Ma paranoïa ne s'est pas atténuée jusqu'à ce que je reçoive les documents d'enregistrement aux Pays-Bas et que je commence à travailler chez SuperMicro Computers. Au cours des mois suivants, j'ai ajouté deux emplois supplémentaires – la poste néerlandaise et une boulangerie – en me concentrant sur l'épargne en vue de mes études supérieures. Lorsque j’ai reçu mon admission à la Fletcher School, je me suis figé d’incrédulité. J'ai immédiatement annulé mes quarts de travail pour les deux semaines à venir et j'ai commencé à me préparer pour un nouvel entretien pour le visa F1. Le 13 décembre 2023, mon visa a été approuvé. Les mots du fonctionnaire consulaire : « Je ne serai pas la raison pour laquelle vous ne pouvez pas fréquenter une école aussi prestigieuse. » Ils m’ont mis les larmes aux yeux. J'ai quitté les Pays-Bas le 21 décembre 2023 et mon nouveau chapitre a commencé lorsque l'agent des douanes et de la protection des frontières (CBP) m'a autorisé à entrer aux États-Unis à l'aéroport Logan de Boston.

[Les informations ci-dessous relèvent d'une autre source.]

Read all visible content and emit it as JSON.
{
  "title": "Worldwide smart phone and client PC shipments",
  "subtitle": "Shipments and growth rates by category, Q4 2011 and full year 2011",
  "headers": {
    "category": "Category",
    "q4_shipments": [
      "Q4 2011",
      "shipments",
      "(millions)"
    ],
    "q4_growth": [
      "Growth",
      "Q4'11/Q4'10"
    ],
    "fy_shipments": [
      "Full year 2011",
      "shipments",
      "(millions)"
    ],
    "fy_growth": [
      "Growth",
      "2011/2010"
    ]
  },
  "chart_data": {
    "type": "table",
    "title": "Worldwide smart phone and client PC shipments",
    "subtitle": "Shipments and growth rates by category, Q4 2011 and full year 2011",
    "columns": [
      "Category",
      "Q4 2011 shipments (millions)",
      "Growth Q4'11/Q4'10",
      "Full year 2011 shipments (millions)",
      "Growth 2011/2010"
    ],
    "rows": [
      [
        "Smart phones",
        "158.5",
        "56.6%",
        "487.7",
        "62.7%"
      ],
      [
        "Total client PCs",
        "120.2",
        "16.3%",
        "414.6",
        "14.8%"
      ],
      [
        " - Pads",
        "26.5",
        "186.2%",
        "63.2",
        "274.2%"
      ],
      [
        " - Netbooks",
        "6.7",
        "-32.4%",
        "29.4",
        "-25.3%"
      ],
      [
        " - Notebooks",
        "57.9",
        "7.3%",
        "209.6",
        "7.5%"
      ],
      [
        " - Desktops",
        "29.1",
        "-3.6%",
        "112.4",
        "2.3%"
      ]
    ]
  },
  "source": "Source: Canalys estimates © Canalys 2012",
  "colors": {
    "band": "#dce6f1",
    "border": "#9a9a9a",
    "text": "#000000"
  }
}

Mon voyage de l’Ukraine aux États-Unis n’a pas été seulement un test de survie mais une leçon sur ma propre résilience et la gentillesse des autres face à l’échec du système. Même si je suis profondément reconnaissant pour la gentillesse des étrangers et le soutien indéfectible des individus qui sont intervenus lorsque les systèmes tombaient en panne, cette expérience a mis en lumière une vérité troublante : les gouvernements africains et l'Union africaine doivent réévaluer leurs priorités et placer la sécurité et le bien-être de leurs citoyens sur le devant de la scène. surtout ceux à l’étranger – en première ligne. Beaucoup de mes collègues restent bloqués en Europe, et ceux qui sont rentrés chez eux sont confrontés à un avenir incertain, nombre d’entre eux ne pouvant toujours pas reprendre leurs études. J’espère que cette réflexion mettra en lumière l’urgence de leur sort et inspirera des mesures pour relever les défis qu’ils continuent de subir.